Lee continues to perform to this day, but he made his mark on the music industry as a songwriter. He wrote the song “Memphis Beat” which is considered the most popular song ever written that includes the city of Memphis. The most popular version was sung by Jerry Lee Lewis. Lee and Lewis are the only two musicians who recorded at the famed Sun Studios who are still alive, Lee said.

Lee would go on to write hits such as “The Keeper of the Stars”, “She Thinks I Still Care”, and “Let’s Fall to Pieces Together”. Elvis wanted to meet Lee after the success of “Dream Boy”.

“He invited me to Graceland…He said, ‘I really like your album,'” Lee said. “And of course I said ‘I like your albums.'”

The only thing he remembered from the first trip to Graceland was that Elvis wanted to make him a vanilla milkshake.

“Elvis could make a milkshake,” Lee said.

Another Elvis-linked songwriter who spoke at the Elvis Week celebration was Billy Swan. Born in Cape Girardeau, Mo., he moved to Memphis in the 1960s when he was 19 years old. A chance conversation with Elvis’ uncle, Travis Smith, led Swan to rent Smith a room.

Later in his career he would write hit songs such as “I Can Help”, “Polk Salad Annie” and play with musicians such as Kris Kristofferson, but he struggled early to find work in the industry. in Memphis.
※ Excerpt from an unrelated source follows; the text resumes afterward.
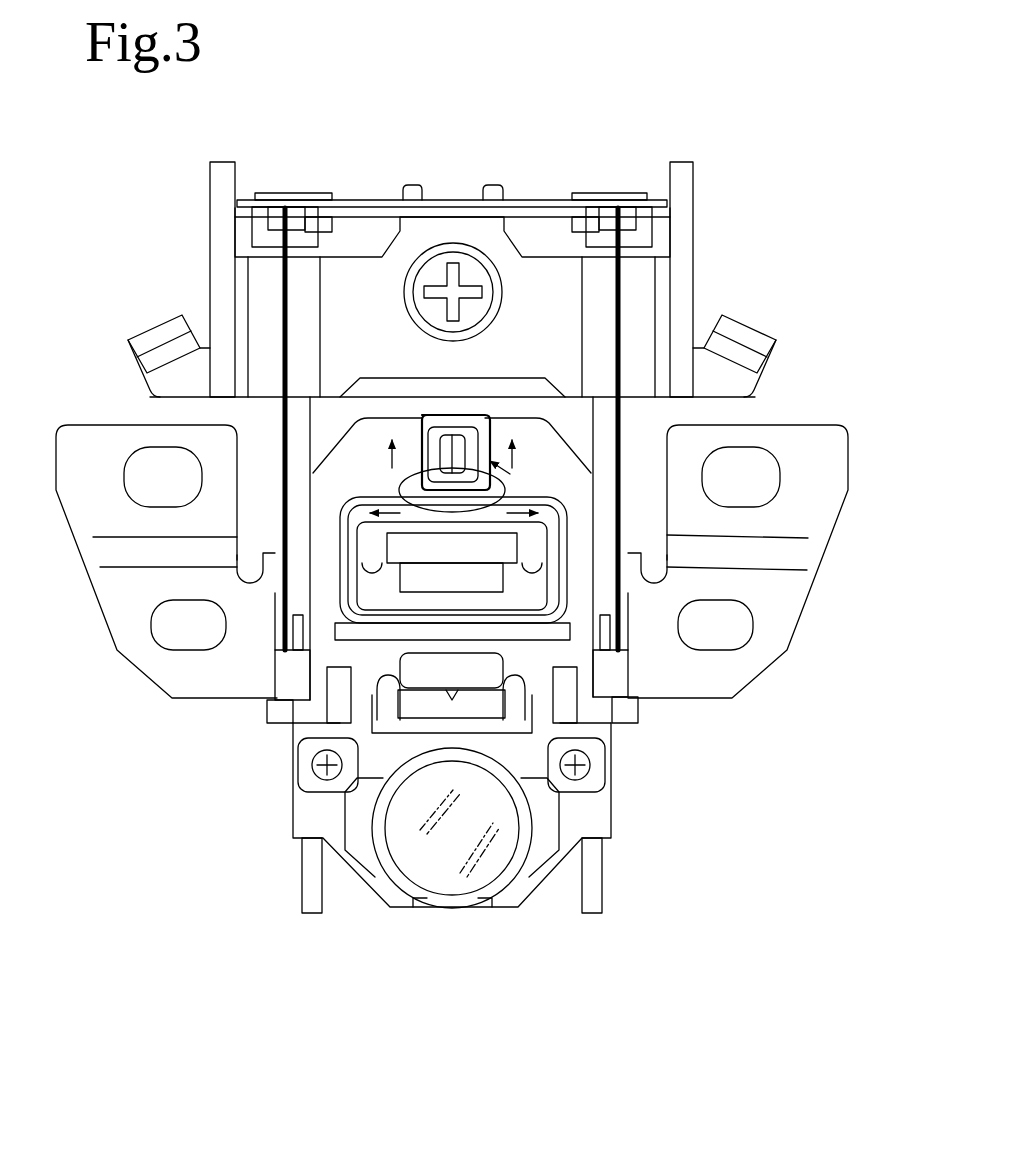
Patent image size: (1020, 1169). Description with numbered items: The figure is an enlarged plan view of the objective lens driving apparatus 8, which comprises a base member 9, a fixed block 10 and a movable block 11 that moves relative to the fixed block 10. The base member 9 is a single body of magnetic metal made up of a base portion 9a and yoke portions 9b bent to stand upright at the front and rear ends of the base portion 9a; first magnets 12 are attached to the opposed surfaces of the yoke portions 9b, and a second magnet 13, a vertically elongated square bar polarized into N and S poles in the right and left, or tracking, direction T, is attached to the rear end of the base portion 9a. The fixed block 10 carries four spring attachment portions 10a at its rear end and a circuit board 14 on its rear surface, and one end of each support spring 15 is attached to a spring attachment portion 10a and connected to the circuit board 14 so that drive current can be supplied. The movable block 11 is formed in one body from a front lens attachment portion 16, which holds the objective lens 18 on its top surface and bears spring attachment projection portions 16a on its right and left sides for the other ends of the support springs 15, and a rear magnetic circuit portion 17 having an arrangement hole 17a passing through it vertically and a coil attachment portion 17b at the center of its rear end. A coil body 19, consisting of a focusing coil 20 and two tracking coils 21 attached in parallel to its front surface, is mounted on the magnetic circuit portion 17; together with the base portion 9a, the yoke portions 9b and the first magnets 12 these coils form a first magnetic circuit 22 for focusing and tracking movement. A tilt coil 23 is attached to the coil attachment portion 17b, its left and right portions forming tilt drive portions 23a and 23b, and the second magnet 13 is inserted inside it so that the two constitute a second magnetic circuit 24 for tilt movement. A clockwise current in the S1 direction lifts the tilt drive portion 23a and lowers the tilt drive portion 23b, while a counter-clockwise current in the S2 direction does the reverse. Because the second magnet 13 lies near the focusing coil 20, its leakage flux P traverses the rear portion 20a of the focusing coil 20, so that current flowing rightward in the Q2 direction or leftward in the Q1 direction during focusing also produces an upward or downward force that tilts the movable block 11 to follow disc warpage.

This was compensated by the few occasions when he was able to spend time with Elvis. Once he rented a skating rink and invited Swan to skate. During these skating sessions, Elvis and his friends enjoyed bumping into each other and knocking each other over.

As Swan came around the rink, a man prepared to knock him down, but Swan surprised him and knocked him down. Within moments, Swan realized that Elvis was hiding behind him. The king lunged at Swan and he hit the ground.

When Swan got up, he realized that his pants were torn at the crotch. Elvis was sitting in the stands with his wife Priscilla when Swan approached.

“Elvis, should I go? I tore the crotch of my pants,” he said.

“Do you wear underwear?” He asked. Swan replied. “Yes. Boxers.”

“Then you can stay,” Elvis said, laughing at the young man.

Despite all the success Stoller had, he said he would never forget when he arrived at the dock and learned that Elvis was singing “Hound Dog.” What might surprise some fans is that he actually prefers the Big Mama Thornton version, he said.

The song is meant to be sung by a woman to a man. But, Elvis’ version ended up growing on him.

“After selling 8 million copies, it started growing on me,” he said.